Speaking with Medianama, online shopping portal Naaptol.com claims that it does not own any warehouse or any inventory and thus Naaptol is not in any violation with any department.
It also said that Naaptol is only a marketplace and the violation that has happened is through vendors and not through Naaptol. Naaptol also claims that the vendors own their inventory and have their own warehouses. The entire responsibility of the products rests with vendors and not Naaptol.
Earlier this morning, Times of India had reported that Naaptol’s warehouse in Bowenpally, Andhra Pradesh was raided and the officials seized over Rs 1.26 crore worth products including laptops, cameras, home appliances and toiletries. The legal metrology officials have booked a total of 54 cases against Naaptol and Pentagon Logistix.
The raid was carried out by legal metrology officials on Pentagon Logistix warehouse on a specific complaint. The details of this complaint were not disclosed. The officials who carried out the raid states that the company claimed to sell product worth Rs 2000 for just Rs 200 while the actual price of the product was not more than Rs 200 as the products were all imported from China, as indicated by the report. What’s surprising is that Pentagon Logistix had apparently replaced the original price tags with their own and didn’t mention the details of the product manufacturer and importer.

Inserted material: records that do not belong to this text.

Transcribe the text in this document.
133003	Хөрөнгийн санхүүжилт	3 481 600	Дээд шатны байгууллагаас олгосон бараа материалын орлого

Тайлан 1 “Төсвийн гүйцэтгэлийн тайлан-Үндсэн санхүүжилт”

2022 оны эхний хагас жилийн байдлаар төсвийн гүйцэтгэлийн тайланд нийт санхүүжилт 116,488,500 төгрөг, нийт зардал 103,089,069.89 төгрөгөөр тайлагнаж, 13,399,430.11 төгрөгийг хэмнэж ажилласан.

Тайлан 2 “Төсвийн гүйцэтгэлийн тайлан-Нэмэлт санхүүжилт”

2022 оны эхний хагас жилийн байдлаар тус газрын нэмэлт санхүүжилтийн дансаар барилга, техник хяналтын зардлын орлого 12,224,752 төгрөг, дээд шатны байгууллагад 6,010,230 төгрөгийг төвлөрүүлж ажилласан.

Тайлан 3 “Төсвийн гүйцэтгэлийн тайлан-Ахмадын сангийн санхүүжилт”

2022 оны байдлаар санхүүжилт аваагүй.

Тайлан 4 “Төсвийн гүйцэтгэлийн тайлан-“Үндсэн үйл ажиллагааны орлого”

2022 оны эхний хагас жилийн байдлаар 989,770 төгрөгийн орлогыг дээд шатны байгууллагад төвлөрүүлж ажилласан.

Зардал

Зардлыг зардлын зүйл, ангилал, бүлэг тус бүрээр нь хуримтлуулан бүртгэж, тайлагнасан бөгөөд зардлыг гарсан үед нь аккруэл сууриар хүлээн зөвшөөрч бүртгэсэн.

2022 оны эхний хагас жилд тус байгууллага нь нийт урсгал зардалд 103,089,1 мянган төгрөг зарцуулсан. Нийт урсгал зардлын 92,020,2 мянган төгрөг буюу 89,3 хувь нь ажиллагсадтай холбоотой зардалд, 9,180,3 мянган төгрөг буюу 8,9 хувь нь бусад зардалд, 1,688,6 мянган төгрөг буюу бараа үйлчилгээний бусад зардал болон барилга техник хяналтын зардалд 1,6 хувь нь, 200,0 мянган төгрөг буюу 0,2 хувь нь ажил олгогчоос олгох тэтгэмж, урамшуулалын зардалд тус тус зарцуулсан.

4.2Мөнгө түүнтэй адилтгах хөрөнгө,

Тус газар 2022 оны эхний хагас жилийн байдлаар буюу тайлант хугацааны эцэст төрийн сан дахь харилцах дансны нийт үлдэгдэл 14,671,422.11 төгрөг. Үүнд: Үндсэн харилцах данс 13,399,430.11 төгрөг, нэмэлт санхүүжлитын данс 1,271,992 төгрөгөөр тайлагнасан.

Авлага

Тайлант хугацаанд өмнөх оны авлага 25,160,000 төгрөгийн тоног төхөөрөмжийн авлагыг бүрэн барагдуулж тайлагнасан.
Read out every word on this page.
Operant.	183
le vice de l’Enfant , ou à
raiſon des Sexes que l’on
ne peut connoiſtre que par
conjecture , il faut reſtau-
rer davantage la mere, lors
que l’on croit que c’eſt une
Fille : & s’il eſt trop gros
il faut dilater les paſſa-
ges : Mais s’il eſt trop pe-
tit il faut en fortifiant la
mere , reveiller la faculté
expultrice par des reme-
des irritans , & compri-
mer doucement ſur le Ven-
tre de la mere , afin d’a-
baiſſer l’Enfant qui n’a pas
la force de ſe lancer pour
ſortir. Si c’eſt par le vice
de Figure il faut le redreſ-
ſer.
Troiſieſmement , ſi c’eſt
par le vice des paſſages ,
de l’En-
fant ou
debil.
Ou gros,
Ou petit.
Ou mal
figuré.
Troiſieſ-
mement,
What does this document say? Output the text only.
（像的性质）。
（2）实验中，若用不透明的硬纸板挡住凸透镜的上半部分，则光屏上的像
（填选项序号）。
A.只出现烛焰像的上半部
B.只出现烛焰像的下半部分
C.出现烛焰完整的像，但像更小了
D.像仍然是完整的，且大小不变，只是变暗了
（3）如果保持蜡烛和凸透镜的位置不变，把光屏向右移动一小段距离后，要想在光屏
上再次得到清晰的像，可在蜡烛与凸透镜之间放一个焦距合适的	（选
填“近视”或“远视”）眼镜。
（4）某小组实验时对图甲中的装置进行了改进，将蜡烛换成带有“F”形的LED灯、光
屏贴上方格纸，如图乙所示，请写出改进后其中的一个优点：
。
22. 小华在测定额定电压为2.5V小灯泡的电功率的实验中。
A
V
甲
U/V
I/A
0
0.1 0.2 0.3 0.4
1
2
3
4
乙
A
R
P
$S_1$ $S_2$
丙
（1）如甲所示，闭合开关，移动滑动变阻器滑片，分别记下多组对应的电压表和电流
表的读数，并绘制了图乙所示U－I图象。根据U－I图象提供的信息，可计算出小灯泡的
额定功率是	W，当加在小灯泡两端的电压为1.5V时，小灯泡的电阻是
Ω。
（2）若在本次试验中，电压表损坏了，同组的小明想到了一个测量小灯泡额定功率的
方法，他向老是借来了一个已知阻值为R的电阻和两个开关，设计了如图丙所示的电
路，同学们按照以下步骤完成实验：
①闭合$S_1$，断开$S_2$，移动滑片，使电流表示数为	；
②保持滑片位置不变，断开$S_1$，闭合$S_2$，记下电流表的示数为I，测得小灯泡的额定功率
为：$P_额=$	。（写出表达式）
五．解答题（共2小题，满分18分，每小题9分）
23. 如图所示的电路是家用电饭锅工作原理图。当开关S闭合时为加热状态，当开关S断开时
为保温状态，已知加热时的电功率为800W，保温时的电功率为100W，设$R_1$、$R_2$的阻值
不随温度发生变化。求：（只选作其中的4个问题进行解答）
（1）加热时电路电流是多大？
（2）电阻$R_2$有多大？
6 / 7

What’s worth noting is that Naaptol follows a market-place like model and sells products across various categories including mobiles, cameras, electronics, kitchen appliances, jewelry, apparel, books and others. The company had also launched a private sales site Naaptol Club offering deals on fashion apparels like denims, formals and accessories like sunglasses, watches and perfumes from different brands including Guess, Levi’s, Numero Uno, Puma, Revlon, among others.
The company had raised $25 million (Rs 122.5 crore approx.) in an all cash funding round led by New Enterprise Associates (NEA), with participation from earlier investors Canaan Partners and Silicon Valley Bank in October 2011. Prior to that, it had raised Rs 33 crores from Canaan Partners in 2010.
In April 2013, Timtara.com CEO Harish Ahluwalia and Director Arindam Bose were arrested on allegations of fraud amounting to Rs 12 lakh. The police had said said they had received complaints from around 200 buyer, and three complaints have been registered with the Economic Offences Wing and Janakpuri Police Station. Apparently, payments were made through credit cards, but the goods were never delivered, and TimTara shifted its office (within Noida) and subsequently shut down its call center to avoid complaints.
In India, it has taken a lot for E-Commerce companies to gain the trust of the consumers. Frauds like these might turn off consumers from E-Commerce segment, which is already in a bit of a soup to become profitable. However, it appears that Naaptol’s case indicates the pitfall of a marketplace model.
Update: Error in headline has been corrected.